Since news broke of Microsoft’s recent round of mass layoffs–which affected 1,600 people immediately and will reach double that number over the next year–a number of reports have claimed that mass approvals of foreign-worker visas were behind the decision. Now, Microsoft communications lead Frank X. Shaw has refuted what he calls “bad information.”
In a Twitter post, Shaw said that while there are Microsoft workers using H-1B visas, they are “not specific to Xbox and represent a small percentage of Microsoft’s overall workforce. And the majority of the roles impacted were not American roles.”
“Recent workforce changes were made to restructure the Xbox business because it is not healthy. They were not made to replace employees with foreign workers,” Shaw said.

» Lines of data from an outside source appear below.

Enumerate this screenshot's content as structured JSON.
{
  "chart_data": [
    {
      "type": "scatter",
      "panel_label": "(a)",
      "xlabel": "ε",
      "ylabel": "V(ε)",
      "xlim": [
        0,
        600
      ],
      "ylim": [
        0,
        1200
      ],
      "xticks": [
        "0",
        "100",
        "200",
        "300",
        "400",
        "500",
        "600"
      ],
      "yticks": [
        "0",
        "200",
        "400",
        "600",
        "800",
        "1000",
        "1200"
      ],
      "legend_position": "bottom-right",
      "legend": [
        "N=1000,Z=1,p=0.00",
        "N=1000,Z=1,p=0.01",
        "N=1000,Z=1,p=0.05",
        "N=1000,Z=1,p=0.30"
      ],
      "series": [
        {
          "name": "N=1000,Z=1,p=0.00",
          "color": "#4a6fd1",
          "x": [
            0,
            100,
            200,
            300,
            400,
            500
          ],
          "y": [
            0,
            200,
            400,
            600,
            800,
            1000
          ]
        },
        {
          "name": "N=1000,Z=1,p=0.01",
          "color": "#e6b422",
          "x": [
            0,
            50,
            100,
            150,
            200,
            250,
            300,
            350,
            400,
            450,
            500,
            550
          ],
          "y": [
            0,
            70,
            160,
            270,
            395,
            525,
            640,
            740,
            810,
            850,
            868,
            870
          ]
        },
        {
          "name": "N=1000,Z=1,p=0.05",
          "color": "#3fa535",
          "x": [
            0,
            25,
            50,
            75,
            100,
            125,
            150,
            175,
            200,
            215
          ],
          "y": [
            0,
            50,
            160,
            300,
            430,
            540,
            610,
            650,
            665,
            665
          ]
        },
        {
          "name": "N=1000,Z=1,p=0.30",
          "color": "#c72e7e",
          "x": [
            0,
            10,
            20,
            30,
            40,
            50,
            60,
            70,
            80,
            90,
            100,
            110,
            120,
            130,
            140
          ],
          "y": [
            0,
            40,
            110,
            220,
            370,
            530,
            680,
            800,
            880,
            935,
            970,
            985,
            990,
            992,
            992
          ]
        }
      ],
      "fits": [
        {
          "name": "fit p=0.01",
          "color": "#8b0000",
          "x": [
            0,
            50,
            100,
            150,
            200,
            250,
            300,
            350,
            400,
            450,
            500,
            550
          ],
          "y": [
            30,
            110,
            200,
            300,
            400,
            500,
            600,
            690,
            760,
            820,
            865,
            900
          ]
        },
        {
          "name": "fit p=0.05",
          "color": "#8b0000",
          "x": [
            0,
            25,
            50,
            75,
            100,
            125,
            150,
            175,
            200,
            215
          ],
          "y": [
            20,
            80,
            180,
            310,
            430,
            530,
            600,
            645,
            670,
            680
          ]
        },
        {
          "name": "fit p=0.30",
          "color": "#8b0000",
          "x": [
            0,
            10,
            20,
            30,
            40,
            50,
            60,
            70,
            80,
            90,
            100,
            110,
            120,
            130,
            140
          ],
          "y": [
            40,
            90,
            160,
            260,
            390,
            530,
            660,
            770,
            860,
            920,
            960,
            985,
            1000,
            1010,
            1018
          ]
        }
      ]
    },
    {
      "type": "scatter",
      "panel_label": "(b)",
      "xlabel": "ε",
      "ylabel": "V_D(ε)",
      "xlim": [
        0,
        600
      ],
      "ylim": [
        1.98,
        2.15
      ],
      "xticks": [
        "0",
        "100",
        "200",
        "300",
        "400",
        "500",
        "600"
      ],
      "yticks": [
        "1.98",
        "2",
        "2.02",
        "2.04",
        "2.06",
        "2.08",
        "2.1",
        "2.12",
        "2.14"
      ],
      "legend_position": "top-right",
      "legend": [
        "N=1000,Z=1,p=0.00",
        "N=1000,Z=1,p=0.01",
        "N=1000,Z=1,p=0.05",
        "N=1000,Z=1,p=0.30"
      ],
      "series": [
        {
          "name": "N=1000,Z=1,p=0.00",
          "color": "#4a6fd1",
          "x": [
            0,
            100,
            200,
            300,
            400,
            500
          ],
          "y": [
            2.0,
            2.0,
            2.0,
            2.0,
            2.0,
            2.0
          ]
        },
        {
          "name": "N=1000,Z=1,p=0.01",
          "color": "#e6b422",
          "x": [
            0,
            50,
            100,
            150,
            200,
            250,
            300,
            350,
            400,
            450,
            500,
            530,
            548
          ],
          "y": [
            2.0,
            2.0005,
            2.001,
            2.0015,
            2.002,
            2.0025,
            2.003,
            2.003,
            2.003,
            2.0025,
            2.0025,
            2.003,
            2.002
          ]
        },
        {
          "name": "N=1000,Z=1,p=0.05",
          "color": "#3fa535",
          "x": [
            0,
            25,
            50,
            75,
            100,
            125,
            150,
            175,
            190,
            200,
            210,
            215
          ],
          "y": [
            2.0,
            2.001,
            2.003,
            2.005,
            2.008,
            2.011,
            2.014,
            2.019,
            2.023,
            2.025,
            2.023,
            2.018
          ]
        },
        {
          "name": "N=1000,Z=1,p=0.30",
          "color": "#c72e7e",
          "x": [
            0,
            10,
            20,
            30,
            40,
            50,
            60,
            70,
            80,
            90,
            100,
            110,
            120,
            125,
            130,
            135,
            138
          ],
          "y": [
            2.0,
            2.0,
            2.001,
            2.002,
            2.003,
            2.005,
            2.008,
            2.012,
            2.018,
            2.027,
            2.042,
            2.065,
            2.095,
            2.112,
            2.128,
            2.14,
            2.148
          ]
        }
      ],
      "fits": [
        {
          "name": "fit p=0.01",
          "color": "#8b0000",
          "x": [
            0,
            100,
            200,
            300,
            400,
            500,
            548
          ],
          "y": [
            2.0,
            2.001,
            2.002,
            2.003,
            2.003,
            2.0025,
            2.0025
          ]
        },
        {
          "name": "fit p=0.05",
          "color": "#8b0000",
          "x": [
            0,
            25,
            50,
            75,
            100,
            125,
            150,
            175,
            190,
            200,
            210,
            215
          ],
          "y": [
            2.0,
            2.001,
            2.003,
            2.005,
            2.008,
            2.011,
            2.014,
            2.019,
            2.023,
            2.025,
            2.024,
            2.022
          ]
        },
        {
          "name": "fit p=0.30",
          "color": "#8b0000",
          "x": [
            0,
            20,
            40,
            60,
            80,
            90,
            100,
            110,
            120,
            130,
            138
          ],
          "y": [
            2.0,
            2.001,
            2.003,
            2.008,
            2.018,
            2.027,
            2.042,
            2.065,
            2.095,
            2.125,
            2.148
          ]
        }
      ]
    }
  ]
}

Shaw’s comments come after multiple conservative news outlets pointed out that Microsoft was approved for more than 2,200 H-1B visas this year. Fox News was told by Microsoft prior to publishing its story that H-1B employees were also among those affected by the layoffs.
The recent Xbox layoffs are among the biggest we’ve ever seen in the gaming industry. Alongside losing roughly 20% of the Xbox workforce, Microsoft also made the decision to separate from five studios. Two of these–Double Fine and Compulsion Games–will return to operating as independent studios. Ninja Theory and Undead Labs, meanwhile, are being sold to a currently unknown buyer, and Microsoft is currently reviewing options with Arkane for its sale or separation.
The studios that remain operational were still heavily impacted by the layoffs, however. Among the worst-hit, at least that we know of, was id Software, which lost roughly half its headcount just as it launched the latest Doom: The Dark Ages expansion.